Sternum Adds Observability to the Internet of Things
Once an IoT device is shipped, its manufacturer typically has very little information about what is going on with it in the field. This creates a black hole. A huge one, if you consider that there are more than 42 billion IoT devices, sensors and actuators installed and deployed across the globe.
Not a One-Size-Fits-All
Observability tools on the market today offer statistical fleet-level information that is of little use to a manufacturer trying to resolve in-field issues or reduce cyber risks for a specific device. On the device level, you can usually see where a device is (geo-IP), what it is connecting to (ports), and some data about firmware and resource utilization but little else.
What’s missing is in-depth information about usage. For instance, the trend of user interactions with the device, loop times of critical functionalities, drastic changes in function (e.g., rising temperature) that would hint at a developing issue, and more.
Also, while IoT devices are often lumped together, they are far from being uniform in design or function. For instance, take a moment to consider just how different a heart monitor is from an HVAC unit, a PLC, or any other device.
Different needs, different operational routines, different resource requirements… different everything. And understanding these nuances is crucial — not only from a business and innovation point of view but also because any malfunction in a single device could bring operations to a halt, leading to costly recalls or even threaten a life.
And so, for an observation solution to be universally effective, it needs to be flexible enough to support all of the different device-specific metrics and have the smarts to understand the day-to-day “lives” of the devices with respect to those metrics.
Taking the Temperature with Anomaly Detection
Sternum is a security and observability platform purpose-built for IoT solutions. On the security side, we offer agentless runtime protection. In short, a RASP (runtime application self-protection) is built specifically for embedded systems.
This patented technology, which we named EIV (Embedded Integrity Verification), blocks over 96% of threats, with less than 3% overhead, and — most important for this conversation — is universally compatible with any RTOS or Linux device.
The same design principle of universality is also at the core of our observability solution.

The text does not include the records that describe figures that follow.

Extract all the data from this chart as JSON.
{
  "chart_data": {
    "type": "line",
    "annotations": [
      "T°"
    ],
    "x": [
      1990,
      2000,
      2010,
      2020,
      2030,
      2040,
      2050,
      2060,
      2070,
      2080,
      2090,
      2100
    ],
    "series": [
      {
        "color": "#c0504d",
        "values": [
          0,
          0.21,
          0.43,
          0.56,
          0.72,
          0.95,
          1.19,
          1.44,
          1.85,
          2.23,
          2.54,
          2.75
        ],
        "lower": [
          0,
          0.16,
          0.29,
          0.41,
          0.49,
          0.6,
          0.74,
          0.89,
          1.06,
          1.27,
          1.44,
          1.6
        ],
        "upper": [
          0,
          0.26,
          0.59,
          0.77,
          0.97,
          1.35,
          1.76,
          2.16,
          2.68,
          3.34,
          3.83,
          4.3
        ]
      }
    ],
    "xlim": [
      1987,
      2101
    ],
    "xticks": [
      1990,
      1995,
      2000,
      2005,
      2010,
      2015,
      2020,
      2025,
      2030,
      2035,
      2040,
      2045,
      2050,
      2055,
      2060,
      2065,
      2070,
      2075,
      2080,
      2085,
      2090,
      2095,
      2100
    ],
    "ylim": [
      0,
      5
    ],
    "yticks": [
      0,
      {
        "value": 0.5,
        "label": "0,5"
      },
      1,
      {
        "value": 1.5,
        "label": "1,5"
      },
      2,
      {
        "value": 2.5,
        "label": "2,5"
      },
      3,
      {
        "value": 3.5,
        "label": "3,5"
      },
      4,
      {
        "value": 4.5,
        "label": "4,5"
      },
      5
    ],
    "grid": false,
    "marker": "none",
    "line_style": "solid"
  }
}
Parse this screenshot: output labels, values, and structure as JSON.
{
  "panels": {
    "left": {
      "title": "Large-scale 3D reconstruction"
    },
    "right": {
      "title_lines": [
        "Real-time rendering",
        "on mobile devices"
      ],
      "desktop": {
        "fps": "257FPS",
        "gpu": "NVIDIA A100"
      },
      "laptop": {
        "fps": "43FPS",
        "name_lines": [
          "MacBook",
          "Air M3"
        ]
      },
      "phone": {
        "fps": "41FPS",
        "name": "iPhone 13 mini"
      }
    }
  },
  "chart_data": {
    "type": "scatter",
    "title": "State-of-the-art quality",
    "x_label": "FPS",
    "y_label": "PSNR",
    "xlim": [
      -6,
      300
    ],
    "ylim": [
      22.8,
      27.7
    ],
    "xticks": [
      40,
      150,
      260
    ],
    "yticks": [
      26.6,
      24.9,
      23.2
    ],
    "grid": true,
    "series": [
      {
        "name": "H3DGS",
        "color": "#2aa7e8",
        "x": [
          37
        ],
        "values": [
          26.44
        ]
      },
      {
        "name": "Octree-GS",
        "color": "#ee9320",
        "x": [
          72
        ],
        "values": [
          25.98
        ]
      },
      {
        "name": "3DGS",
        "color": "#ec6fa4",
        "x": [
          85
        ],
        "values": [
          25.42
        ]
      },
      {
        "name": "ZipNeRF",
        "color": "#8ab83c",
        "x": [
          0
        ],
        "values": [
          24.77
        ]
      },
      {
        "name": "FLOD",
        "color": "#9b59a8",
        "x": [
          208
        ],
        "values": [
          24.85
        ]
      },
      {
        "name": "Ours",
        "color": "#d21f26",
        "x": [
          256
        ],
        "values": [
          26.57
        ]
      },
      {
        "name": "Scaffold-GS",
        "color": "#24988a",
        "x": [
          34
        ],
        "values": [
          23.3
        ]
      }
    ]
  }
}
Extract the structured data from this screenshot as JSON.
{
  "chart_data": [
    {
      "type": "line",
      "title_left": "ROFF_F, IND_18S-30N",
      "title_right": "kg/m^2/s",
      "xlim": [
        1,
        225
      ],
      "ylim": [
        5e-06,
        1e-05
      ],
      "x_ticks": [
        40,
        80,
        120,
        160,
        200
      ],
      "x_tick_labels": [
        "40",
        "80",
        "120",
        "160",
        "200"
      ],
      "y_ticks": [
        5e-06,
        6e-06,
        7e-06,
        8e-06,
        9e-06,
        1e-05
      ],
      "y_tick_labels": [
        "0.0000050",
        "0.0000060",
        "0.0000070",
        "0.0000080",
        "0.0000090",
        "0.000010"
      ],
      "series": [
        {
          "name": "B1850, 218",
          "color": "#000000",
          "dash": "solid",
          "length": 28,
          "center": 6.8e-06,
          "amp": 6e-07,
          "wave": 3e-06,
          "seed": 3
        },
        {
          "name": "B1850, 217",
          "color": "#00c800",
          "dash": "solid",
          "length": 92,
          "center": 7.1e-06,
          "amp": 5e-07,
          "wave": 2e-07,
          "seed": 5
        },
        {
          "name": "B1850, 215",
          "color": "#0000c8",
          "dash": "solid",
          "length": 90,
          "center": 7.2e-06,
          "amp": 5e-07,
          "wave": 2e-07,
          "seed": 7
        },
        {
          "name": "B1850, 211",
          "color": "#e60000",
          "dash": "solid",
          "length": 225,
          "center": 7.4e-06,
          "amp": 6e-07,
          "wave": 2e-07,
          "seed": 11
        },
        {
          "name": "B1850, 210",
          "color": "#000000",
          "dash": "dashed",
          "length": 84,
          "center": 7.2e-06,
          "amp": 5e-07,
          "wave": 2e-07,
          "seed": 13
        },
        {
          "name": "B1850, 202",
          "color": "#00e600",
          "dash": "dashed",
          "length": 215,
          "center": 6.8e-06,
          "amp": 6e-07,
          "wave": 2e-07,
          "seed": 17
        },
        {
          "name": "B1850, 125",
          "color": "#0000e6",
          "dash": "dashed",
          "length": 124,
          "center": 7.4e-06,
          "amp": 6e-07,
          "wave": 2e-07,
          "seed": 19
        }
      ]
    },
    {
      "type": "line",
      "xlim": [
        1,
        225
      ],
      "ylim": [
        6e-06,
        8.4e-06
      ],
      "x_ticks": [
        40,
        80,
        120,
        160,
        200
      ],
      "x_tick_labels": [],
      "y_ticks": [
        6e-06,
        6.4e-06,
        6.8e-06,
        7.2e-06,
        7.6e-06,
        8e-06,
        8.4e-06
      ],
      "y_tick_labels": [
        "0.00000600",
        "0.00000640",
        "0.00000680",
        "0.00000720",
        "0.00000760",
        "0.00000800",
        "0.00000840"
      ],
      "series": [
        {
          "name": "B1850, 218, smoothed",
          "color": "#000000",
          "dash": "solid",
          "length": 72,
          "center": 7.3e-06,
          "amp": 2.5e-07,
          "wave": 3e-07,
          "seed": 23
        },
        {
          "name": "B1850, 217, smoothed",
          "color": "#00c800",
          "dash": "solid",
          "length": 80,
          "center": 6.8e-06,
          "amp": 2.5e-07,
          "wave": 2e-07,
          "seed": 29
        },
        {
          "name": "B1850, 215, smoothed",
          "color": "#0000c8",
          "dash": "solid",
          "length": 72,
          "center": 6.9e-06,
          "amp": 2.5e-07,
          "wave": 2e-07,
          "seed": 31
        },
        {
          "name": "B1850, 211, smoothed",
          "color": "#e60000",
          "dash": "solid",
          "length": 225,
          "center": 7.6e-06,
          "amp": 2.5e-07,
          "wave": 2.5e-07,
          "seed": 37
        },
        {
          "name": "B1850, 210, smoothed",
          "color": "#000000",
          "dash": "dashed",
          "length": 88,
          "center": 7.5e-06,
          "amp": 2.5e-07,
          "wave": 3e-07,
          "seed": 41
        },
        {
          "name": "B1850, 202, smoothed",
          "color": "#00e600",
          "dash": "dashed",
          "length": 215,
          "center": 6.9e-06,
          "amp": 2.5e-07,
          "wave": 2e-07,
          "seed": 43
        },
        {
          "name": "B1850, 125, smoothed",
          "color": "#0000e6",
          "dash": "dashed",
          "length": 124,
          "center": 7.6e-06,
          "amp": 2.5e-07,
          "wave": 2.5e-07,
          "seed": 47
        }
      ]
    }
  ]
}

Here the integration relies on a lightweight observability SDK that acts as an abstraction layer, which allows it to collect logs, metrics, events and traces from any device.
By using the SDK, users can granularly define their own traces and collect any type of data, as you can see below:
For example, with our SDK, an infusion pump manufacturer could choose to monitor the temperature of the device to ensure it never reaches dangerous levels, while an industrial controller could track pressure readings to ensure hydraulics are maintained.
Having this level of customization is great for flexibility. However, creating alerts for these traces still requires operators to manually set thresholds. This is complicated, time-consuming and rarely precise since it’s hard to plot in advance for every possible scenario. Moreover, such thresholds are never helpful for more complex multivariable issues.
This is why we invested a lot of resources into developing an AI-based learning engine that uses data from user-defined traces to create a profile of desired device behavior and to highlight important and unusual patterns.
The system starts collecting data as soon as a device is connected and, after a short learning period, it starts acting as an “extra set of eyes,” providing alerts about abnormal activities that would take human operators hours, or maybe days, to uncover — if at all.
Below you can see how this looks in our dashboard. The anomaly alerts (in yellow) are added to the event timeline to provide additional information and context for other fleet events.
As to what could trigger the alert, the engine detects:
- Communication pattern violations
- Abnormal presence of an event or several events together
- Absence of an event (e.g., an unfulfilled update request)
- Abnormal number of events (e.g., an abnormal number of update requests)
- Unusual value of a variable detection (e.g., an unfamiliar entity is connecting to the internal IPC)
- Atypical combination of values of several variables
- Sequence violation (e.g., command execution without authentication)
Each of these can become an anomaly event and, for each, we also provide a drill-down investigation view.
For instance, below you can see one of our investigations of a failed update event that was auto-detected by the AI engine. This is an actual event, spotted in the first few days of the feature rollout. If it was missed, this could have left the device exposed to security and operational issues.
And here is another real-life example that shows an automatic alert about a communication issue — a critical error in the making that would otherwise go unnoticed.
Learn to Understand
For the IoT market to continue to flourish, it must undergo standardization, and for that we need universal solutions that will work for every device type. And by work, I don’t mean only “integrate,” but also — and much more important — “understand.”
The ability to know how every device is supposed to operate is key to creating a solution that every IoT manufacturer could use.
The sheer scale of the problem calls for an automated solution. Although not without its challenges, I believe that anomaly detection is how we close the gap and help manufacturers understand how their devices work (and when they don’t), giving them not only granular control but also the usage insights and other information they need to create product differentiation, boost business and drive innovation.